Карина поднялась и подошла к ней. Её пальцы, тёплые и удивительно сильные, сомкнулись на замёрзших руках Тани.

– Сейчас тебе нужно просто отдохнуть, – сказала она, и в её глазах не было жалости, лишь бездонная, уставшая твердость. – Попробуй поспать. Здесь ты в безопасности.

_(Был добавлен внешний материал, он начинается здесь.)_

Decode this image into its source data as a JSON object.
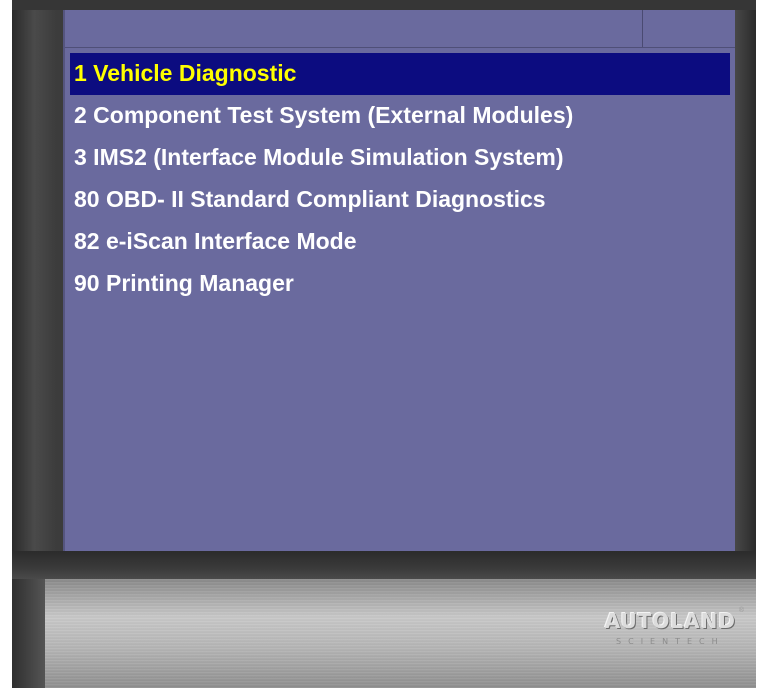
{
  "menu": {
    "items": [
      {
        "label": "1 Vehicle Diagnostic",
        "selected": true
      },
      {
        "label": "2 Component Test System (External Modules)",
        "selected": false
      },
      {
        "label": "3 IMS2 (Interface Module Simulation System)",
        "selected": false
      },
      {
        "label": "80 OBD- II Standard Compliant Diagnostics",
        "selected": false
      },
      {
        "label": "82 e-iScan Interface Mode",
        "selected": false
      },
      {
        "label": "90 Printing Manager",
        "selected": false
      }
    ]
  },
  "branding": {
    "logo_text": "AUTOLAND",
    "logo_subtext": "SCIENTECH",
    "registered_mark": "®"
  },
  "colors": {
    "screen_background": "#6a6a9e",
    "selected_background": "#0c0c80",
    "selected_text": "#ffff00",
    "item_text": "#ffffff"
  }
}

Таня хотела возразить, что сна не будет, что за её веками пляшут отсветы взрывов и белые волосы Элеоноры, но Карина мягко, но неумолимо покачала головой.

– Когда в твоих глазах появится хоть намёк на ту девчонку, что гоняла по двору с ветром в гриве, – тогда и подумаем, что делать дальше.

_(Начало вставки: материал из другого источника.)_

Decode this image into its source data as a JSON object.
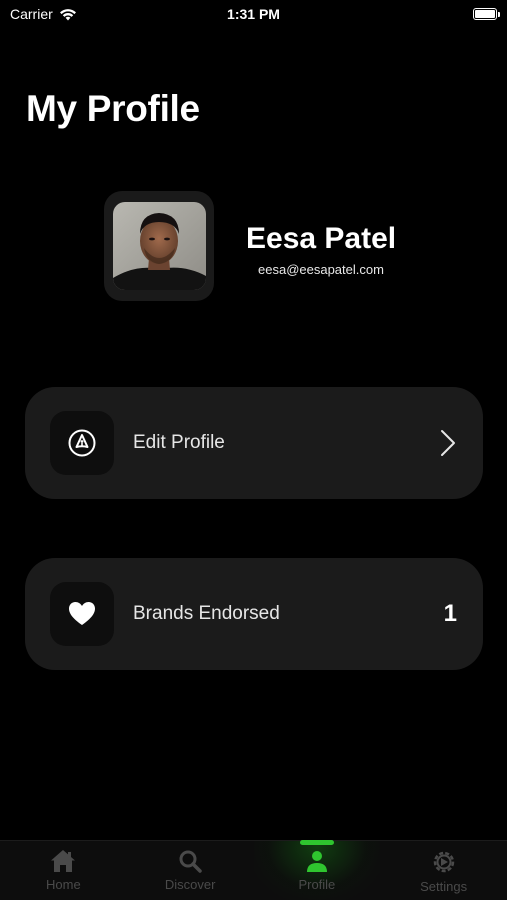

За окном завывал ветер, неся на своих крыльях запах дождя и пепла, а в доме пахло хлебом и травами, и этот контраст был таким же резким, как и пропасть между прошлым и настоящим.

Глава 16

Москва, НИИ «Сфера», Лаборатория тестирования автономных систем3 декабря 2074 года08:46

Воздух в лаборатории был густым и тяжёлым, спёртая смесь озона от серверных блоков, сладковатого запаха перегретого пластика и едкой остроты паяльного флюса. Сквозь клубы белёсого пара, поднимавшегося от шипящих охлаждающих контуров, едва просматривались серые трубы в термоизоляции и густые пучки цветных кабелей, опутывавшие потолок стальной паутиной. Где-то в глубине помещения монотонно щёлкали реле, а сенсоры издавали негромкое, успокаивающее жужжание, словно цикады в электронных джунглях.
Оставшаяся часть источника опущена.